8. Describe how leukocytes are produced.
You start with a stem cell in the bone marrow, this turns into a myeloid stem cells, then into colony
forming granule cells, and then to all the granular leukocytes. The agranular form via lymphoid stem
cells.
9. Describe the structure and function of platelets.
These serve to cover damaged areas and repair them. They arise from a huge cell called a
megakaryocyte. This will split in the bone marrow to many platelets, which have no nucleus. Very
short life span.
10. Describe the processes of hemostasis. List factors that limit clot formation and prevent undesirable
clotting.
This is the process of the body to stop bleeding. So first say a vessel is damaged: first the vessel will
constrict (called vascular spasm). Then those platelets will adhere to the damaged area to from a plug.
Then finally there will be clotting via certain proteins in the blood. Clotting is called coagulation, and
it’s a huge cascade that will eventually lead to an insoluble clot. Fibrin, another protein in the plasma,
wraps the platelets’ into a mesh
Two pathways are worth noting: An extrinsic, which is simpler. A trauma to the tissue leads to a release
of tissue factor and this will activate factor X. This will cause prothrombin to become thrombin, and
then fibrinogen to fibrin. The intrinsic is slower and eventually leads to factor X activation. So they
both have a common point. Calcium is important for this mechanism.
An undesirable clot is called thrombosis, or a thrombus. The body has a mechanism called fibrinolysis to
dissolve unwanted clots. This is done through the molecule plasmin.
11. Give examples of hemostatic disorders. Indicate the cause of each condition.
Some things that can lead to thrombosis: trauma, infection, atherosclerosis (hardening of the artery). So
you want smooth arteries, good blood flow, and non-sticky platelets.
Tony Berardi
3
If the clot happens to break off the artery and travel in the blood stream, it is now an embolism. If it
occludes blood flow to the carotid (major arteries to the brain) or lungs=BAD.
12. Describe the ABO and Rh blood groups.

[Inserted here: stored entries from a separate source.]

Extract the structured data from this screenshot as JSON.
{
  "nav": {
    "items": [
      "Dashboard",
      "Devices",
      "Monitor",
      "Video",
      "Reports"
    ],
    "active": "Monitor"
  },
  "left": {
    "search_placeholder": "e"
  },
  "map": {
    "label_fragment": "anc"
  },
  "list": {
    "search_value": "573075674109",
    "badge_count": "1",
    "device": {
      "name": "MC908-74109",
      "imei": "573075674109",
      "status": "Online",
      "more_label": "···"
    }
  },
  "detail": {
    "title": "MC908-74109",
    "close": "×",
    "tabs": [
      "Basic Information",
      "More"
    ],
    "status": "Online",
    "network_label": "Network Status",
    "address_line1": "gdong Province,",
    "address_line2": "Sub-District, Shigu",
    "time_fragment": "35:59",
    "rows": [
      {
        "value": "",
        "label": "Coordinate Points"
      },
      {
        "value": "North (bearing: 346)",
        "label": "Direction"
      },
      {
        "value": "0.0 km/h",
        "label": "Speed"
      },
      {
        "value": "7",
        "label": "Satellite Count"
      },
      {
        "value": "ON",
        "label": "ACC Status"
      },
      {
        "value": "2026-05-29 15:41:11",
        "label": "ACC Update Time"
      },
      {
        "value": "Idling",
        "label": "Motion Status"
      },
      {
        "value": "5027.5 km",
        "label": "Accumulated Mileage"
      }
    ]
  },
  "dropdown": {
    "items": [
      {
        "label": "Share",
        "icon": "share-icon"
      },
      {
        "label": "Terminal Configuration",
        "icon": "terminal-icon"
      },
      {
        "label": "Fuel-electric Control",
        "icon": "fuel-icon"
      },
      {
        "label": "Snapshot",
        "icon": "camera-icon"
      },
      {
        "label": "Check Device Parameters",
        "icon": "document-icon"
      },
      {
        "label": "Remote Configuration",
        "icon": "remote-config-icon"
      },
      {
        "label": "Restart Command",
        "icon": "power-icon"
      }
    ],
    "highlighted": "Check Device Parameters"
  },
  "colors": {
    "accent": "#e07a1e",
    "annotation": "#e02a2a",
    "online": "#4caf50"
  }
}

Explain the basis of transfusion reactions.
These are antigens that are expressed on all RBC that differ is people. “A” bloodtype express the A
antigen, “B” express the B antigen, “AB” express both, and “O” express neither. This is important in
blood transfusions, as an “A” type express anti-B antibodies, “B” type expresses anti-A, “AB” type
expresses none, and “O” type expresses both.

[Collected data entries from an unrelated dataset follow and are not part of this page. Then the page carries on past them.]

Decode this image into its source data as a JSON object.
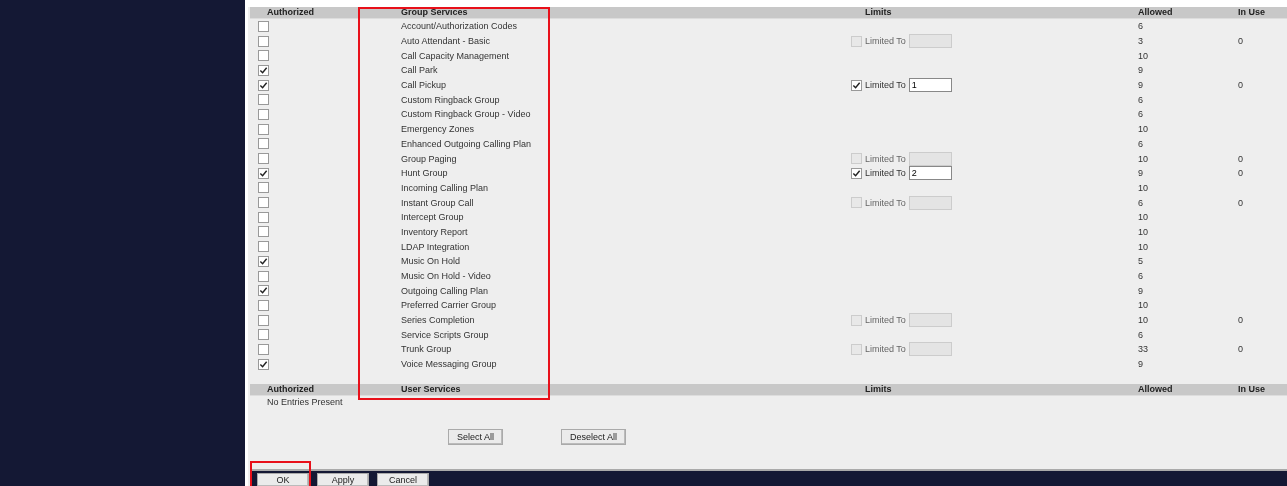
{
  "group_services": {
    "columns": [
      {
        "label": "Authorized",
        "highlighted": false
      },
      {
        "label": "Group Services",
        "highlighted": true
      },
      {
        "label": "Limits",
        "highlighted": false
      },
      {
        "label": "Allowed",
        "highlighted": false
      },
      {
        "label": "In Use",
        "highlighted": false
      }
    ],
    "rows": [
      {
        "authorized": false,
        "service": "Account/Authorization Codes",
        "allowed": "6"
      },
      {
        "authorized": false,
        "service": "Auto Attendant - Basic",
        "limit": {
          "label": "Limited To",
          "checked": false
        },
        "allowed": "3",
        "in_use": "0"
      },
      {
        "authorized": false,
        "service": "Call Capacity Management",
        "allowed": "10"
      },
      {
        "authorized": true,
        "service": "Call Park",
        "allowed": "9"
      },
      {
        "authorized": true,
        "service": "Call Pickup",
        "limit": {
          "label": "Limited To",
          "checked": true,
          "value": "1"
        },
        "allowed": "9",
        "in_use": "0"
      },
      {
        "authorized": false,
        "service": "Custom Ringback Group",
        "allowed": "6"
      },
      {
        "authorized": false,
        "service": "Custom Ringback Group - Video",
        "allowed": "6"
      },
      {
        "authorized": false,
        "service": "Emergency Zones",
        "allowed": "10"
      },
      {
        "authorized": false,
        "service": "Enhanced Outgoing Calling Plan",
        "allowed": "6"
      },
      {
        "authorized": false,
        "service": "Group Paging",
        "limit": {
          "label": "Limited To",
          "checked": false
        },
        "allowed": "10",
        "in_use": "0"
      },
      {
        "authorized": true,
        "service": "Hunt Group",
        "limit": {
          "label": "Limited To",
          "checked": true,
          "value": "2"
        },
        "allowed": "9",
        "in_use": "0"
      },
      {
        "authorized": false,
        "service": "Incoming Calling Plan",
        "allowed": "10"
      },
      {
        "authorized": false,
        "service": "Instant Group Call",
        "limit": {
          "label": "Limited To",
          "checked": false
        },
        "allowed": "6",
        "in_use": "0"
      },
      {
        "authorized": false,
        "service": "Intercept Group",
        "allowed": "10"
      },
      {
        "authorized": false,
        "service": "Inventory Report",
        "allowed": "10"
      },
      {
        "authorized": false,
        "service": "LDAP Integration",
        "allowed": "10"
      },
      {
        "authorized": true,
        "service": "Music On Hold",
        "allowed": "5"
      },
      {
        "authorized": false,
        "service": "Music On Hold - Video",
        "allowed": "6"
      },
      {
        "authorized": true,
        "service": "Outgoing Calling Plan",
        "allowed": "9"
      },
      {
        "authorized": false,
        "service": "Preferred Carrier Group",
        "allowed": "10"
      },
      {
        "authorized": false,
        "service": "Series Completion",
        "limit": {
          "label": "Limited To",
          "checked": false
        },
        "allowed": "10",
        "in_use": "0"
      },
      {
        "authorized": false,
        "service": "Service Scripts Group",
        "allowed": "6"
      },
      {
        "authorized": false,
        "service": "Trunk Group",
        "limit": {
          "label": "Limited To",
          "checked": false
        },
        "allowed": "33",
        "in_use": "0"
      },
      {
        "authorized": true,
        "service": "Voice Messaging Group",
        "allowed": "9"
      }
    ]
  },
  "user_services": {
    "columns": [
      "Authorized",
      "User Services",
      "Limits",
      "Allowed",
      "In Use"
    ],
    "empty_message": "No Entries Present"
  },
  "selection_buttons": [
    "Select All",
    "Deselect All"
  ],
  "footer_buttons": [
    {
      "label": "OK",
      "highlighted": true
    },
    {
      "label": "Apply",
      "highlighted": false
    },
    {
      "label": "Cancel",
      "highlighted": false
    }
  ]
}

What this means is that if an A type person is given blood from a B type, their immune system will attack
the blood and destroy it, since they have anti-B antibodies. Same with B type; they cannot have A type
blood cause their body will attack it. Since AB express no antibodies, they can have all blood types.
Since O express both anti A and B, they can only receive another O type. So “A” type people can only
have blood from other “A” people and from “O” people (since O has no antigen on the RBC). “B”
people can only receive blood from another “B” and “O” person. So “AB” is called the universal
recipient, as they can receive any blood (since they have no antibodies against any antigen). “O” is the
universal donor, as all types can receive it (since O doesn’t have any antigens, so a reaction is not
possible)
Rh is another protein. (-) means they don’t have it, (+) means they do. Really only important in
pregnancies, because a mother that is (-) might have an (+) baby. This means upon birth, the baby’s
blood will mix with the mothers, so she will create anti-Rh antibodies against the Rh of the baby’s
blood. Then if her second baby is (+), these antibodies can cross the placenta and attack the fetus’
blood; not good. This is called an hemolytic disease of the newborn (HDN)
13. Describe fluids used to replace blood volume and the circumstances for their use.
This is how blood is transferred to another individual when needed. The blood is fractionated to its
respective parts (RBC, WBC, platelets, plasma).
Serum is the plasma without all the clotting shit.